We need to consider 'has a' relationships, e.g. 'face has a nose'.
Regions of interest (ROI, aka a boundary, called GeometricObject? in the diagram): can contain interesting features (and non-interesting things) or can define exactly where the interesting feature is. Usually, the former case arises when there is uncertainty about the location/presence of the interesting feature, or where it is time-consuming annotating each feature.
There is a difference between the surface of a boundary and the volume defined by such a surface.
We defined 'uncertainty' to mean ambiguity in the presence or classification of a feature.
We defined 'accuracy' to mean the ambiguity in the exact location of a feature.
We talked about the situation where a feature is only known about due to its status in another image (e.g. an asymmetry in a pair of mammograms). The feature may only be annotated for a subset of the relevant images. This subset of annotated images may be chosen based on the status of the feature in those images. As a concrete example, an asymmetry in a mammogram would be annotated in the mammogram where the asymmetry is brighter (where the tissue is more dense) because more dense tissue can be a cancer; in dementia, an annotation may be made to indicate the lack of a structure or its dimished size.

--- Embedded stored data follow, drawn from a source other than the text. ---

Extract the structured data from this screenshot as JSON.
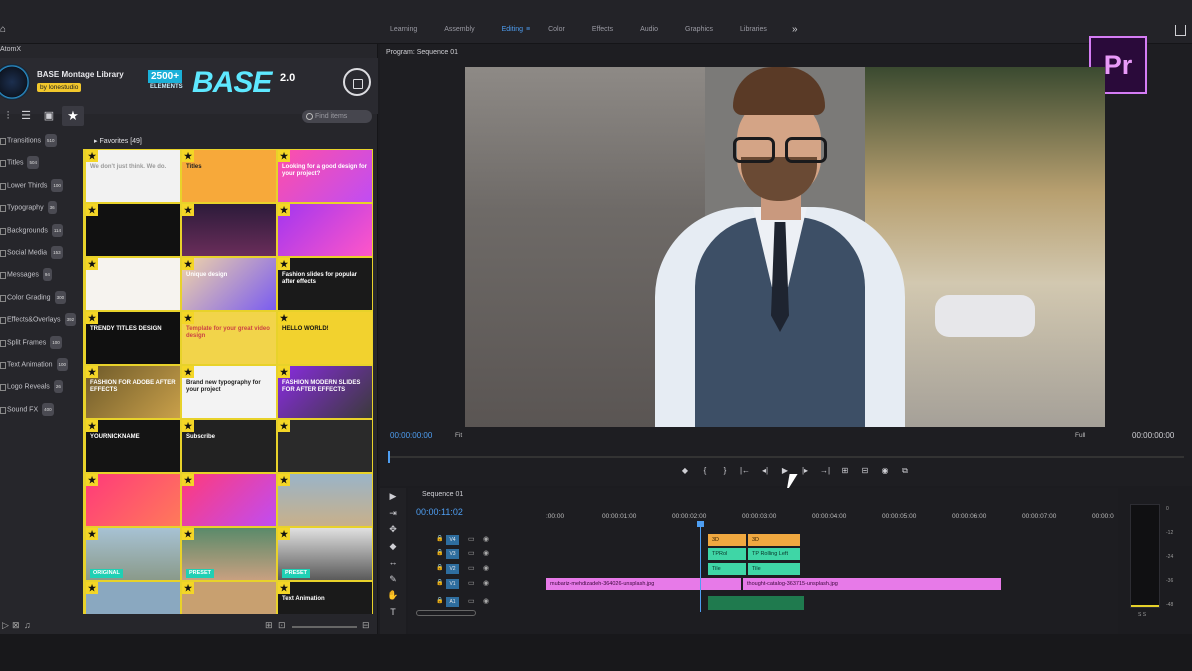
{
  "topbar": {
    "tabs": [
      "Learning",
      "Assembly",
      "Editing",
      "Color",
      "Effects",
      "Audio",
      "Graphics",
      "Libraries"
    ],
    "active_tab": "Editing",
    "editing_menu_glyph": "≡",
    "more_glyph": "»"
  },
  "plugin": {
    "panel_title": "AtomX",
    "library_name": "BASE Montage Library",
    "by": "by lonestudio",
    "banner_count": "2500+",
    "banner_elements": "ELEMENTS",
    "banner_base": "BASE",
    "banner_version": "2.0",
    "find_placeholder": "Find items",
    "favorites_label": "▸ Favorites [49]",
    "categories": [
      {
        "label": "Transitions",
        "count": "510"
      },
      {
        "label": "Titles",
        "count": "504"
      },
      {
        "label": "Lower Thirds",
        "count": "100"
      },
      {
        "label": "Typography",
        "count": "36"
      },
      {
        "label": "Backgrounds",
        "count": "114"
      },
      {
        "label": "Social Media",
        "count": "153"
      },
      {
        "label": "Messages",
        "count": "94"
      },
      {
        "label": "Color Grading",
        "count": "300"
      },
      {
        "label": "Effects&Overlays",
        "count": "392"
      },
      {
        "label": "Split Frames",
        "count": "100"
      },
      {
        "label": "Text Animation",
        "count": "100"
      },
      {
        "label": "Logo Reveals",
        "count": "26"
      },
      {
        "label": "Sound FX",
        "count": "400"
      }
    ],
    "thumbnails": [
      {
        "text": "We don't just think. We do.",
        "bg": "#f2f2f2",
        "fg": "#999"
      },
      {
        "text": "Titles",
        "bg": "#f7a93a",
        "fg": "#222"
      },
      {
        "text": "Looking for a good design for your project?",
        "bg": "linear-gradient(135deg,#ff4fa8,#c04df2)",
        "fg": "#fff"
      },
      {
        "text": "",
        "bg": "#111",
        "fg": "#fff"
      },
      {
        "text": "",
        "bg": "linear-gradient(180deg,#2c1b3a,#6a2d5a)",
        "fg": "#fff"
      },
      {
        "text": "",
        "bg": "linear-gradient(135deg,#a236f0,#ff56c8)",
        "fg": "#fff"
      },
      {
        "text": "",
        "bg": "#f6f3ef",
        "fg": "#333"
      },
      {
        "text": "Unique design",
        "bg": "linear-gradient(135deg,#f0d4a8,#7a5cf0)",
        "fg": "#fff"
      },
      {
        "text": "Fashion slides for popular after effects",
        "bg": "#1a1a1a",
        "fg": "#fff"
      },
      {
        "text": "TRENDY TITLES DESIGN",
        "bg": "#101010",
        "fg": "#fff"
      },
      {
        "text": "Template for your great video design",
        "bg": "#f2d44a",
        "fg": "#c44"
      },
      {
        "text": "HELLO WORLD!",
        "bg": "#f2d22e",
        "fg": "#111"
      },
      {
        "text": "FASHION FOR ADOBE AFTER EFFECTS",
        "bg": "linear-gradient(135deg,#6e5a2a,#c9a04a)",
        "fg": "#fff"
      },
      {
        "text": "Brand new typography for your project",
        "bg": "#f3f3f3",
        "fg": "#222"
      },
      {
        "text": "FASHION MODERN SLIDES FOR AFTER EFFECTS",
        "bg": "linear-gradient(135deg,#8a2be2,#3a3a3a)",
        "fg": "#fff"
      },
      {
        "text": "YOURNICKNAME",
        "bg": "#141414",
        "fg": "#fff"
      },
      {
        "text": "Subscribe",
        "bg": "#222",
        "fg": "#fff"
      },
      {
        "text": "",
        "bg": "#2a2a2a",
        "fg": "#fff"
      },
      {
        "text": "",
        "bg": "linear-gradient(135deg,#ff3a7a,#ff7a5a)",
        "fg": "#fff"
      },
      {
        "text": "",
        "bg": "linear-gradient(135deg,#ff3a7a,#c04df2)",
        "fg": "#fff"
      },
      {
        "text": "",
        "bg": "linear-gradient(180deg,#9ab4c8,#c8b08a)",
        "fg": "#fff"
      },
      {
        "text": "",
        "bg": "linear-gradient(180deg,#a7c2d4,#8a9a8a)",
        "fg": "#fff",
        "tag": "ORIGINAL"
      },
      {
        "text": "",
        "bg": "linear-gradient(180deg,#5a8a6a,#c8a080)",
        "fg": "#fff",
        "tag": "PRESET"
      },
      {
        "text": "",
        "bg": "linear-gradient(180deg,#e0e0e0,#5a5a5a)",
        "fg": "#fff",
        "tag": "PRESET"
      },
      {
        "text": "",
        "bg": "#8aa8c0",
        "fg": "#fff"
      },
      {
        "text": "",
        "bg": "#c8a070",
        "fg": "#fff"
      },
      {
        "text": "Text Animation",
        "bg": "#1a1a1a",
        "fg": "#fff"
      }
    ],
    "thumb_tags_row": [
      "ORIGINAL",
      "PRESET"
    ]
  },
  "program": {
    "title": "Program: Sequence 01",
    "timecode": "00:00:00:00",
    "fit": "Fit",
    "quality": "Full",
    "duration": "00:00:00:00",
    "transport": [
      "◆",
      "{",
      "}",
      "|←",
      "◂|",
      "▶",
      "|▸",
      "→|",
      "⊞",
      "⊟",
      "◉",
      "⧉"
    ],
    "app_logo": "Pr"
  },
  "timeline": {
    "sequence_label": "Sequence 01",
    "timecode": "00:00:11:02",
    "ruler": [
      ":00:00",
      "00:00:01:00",
      "00:00:02:00",
      "00:00:03:00",
      "00:00:04:00",
      "00:00:05:00",
      "00:00:06:00",
      "00:00:07:00",
      "00:00:0"
    ],
    "tracks": [
      "V4",
      "V3",
      "V2",
      "V1",
      "A1"
    ],
    "clips": {
      "v4a": "3D",
      "v4b": "3D",
      "v3a": "TPRol",
      "v3b": "TP Rolling Left",
      "v2a": "Tile",
      "v2b": "Tile",
      "v1a": "mubariz-mehdizadeh-364026-unsplash.jpg",
      "v1b": "thought-catalog-363715-unsplash.jpg"
    }
  },
  "meter": {
    "labels": [
      "0",
      "-12",
      "-24",
      "-36",
      "-48"
    ],
    "foot": "S   S"
  },
  "tools": [
    "▶",
    "⇥",
    "✥",
    "◆",
    "↔",
    "✎",
    "✋",
    "T"
  ]
}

We asked the question "are annotations always measured in the image frame or the world frame", i.e. is there always a transformation made to the image and boundary geometries to normalise them? The answer we arrived at is that this is not typically done and that things are measured wrt the image frame. It was suggested that ChrisTaylor?, TimCootes? and ChrisRose? meet to discuss this further.
The following points refer to the diagram below.
Accuracy is described in the diagram as being a vector of reals; in reality, the situation is more complex and one would use a model of the probability distribution associated with the parametrisation of the GeometricObject?. For example, this might be the name of the distribution and the parametrisation of it.
CertaintyDegree? describes how certain some process (e.g. expert annotation) is about the presence or classification of the structure. This might be a person's belief expressed on some interval (e.g. [0,1]) or a Likert Scale; or it could be information about a set of competing hypotheses (e.g. Likert scores for each competing hypothesis); or it could be some other type of numerical and/or categorical value(s).
Creator may be a person or a process (and an output from a process potentially may result from the input of other creators).
Dimensions is not simply a size; there are many ways in which a geometrical object may be represented (e.g. a pixel map, single points, a set of nodes and arcs, parameterised lines/curves/surfaces/volumes etc.).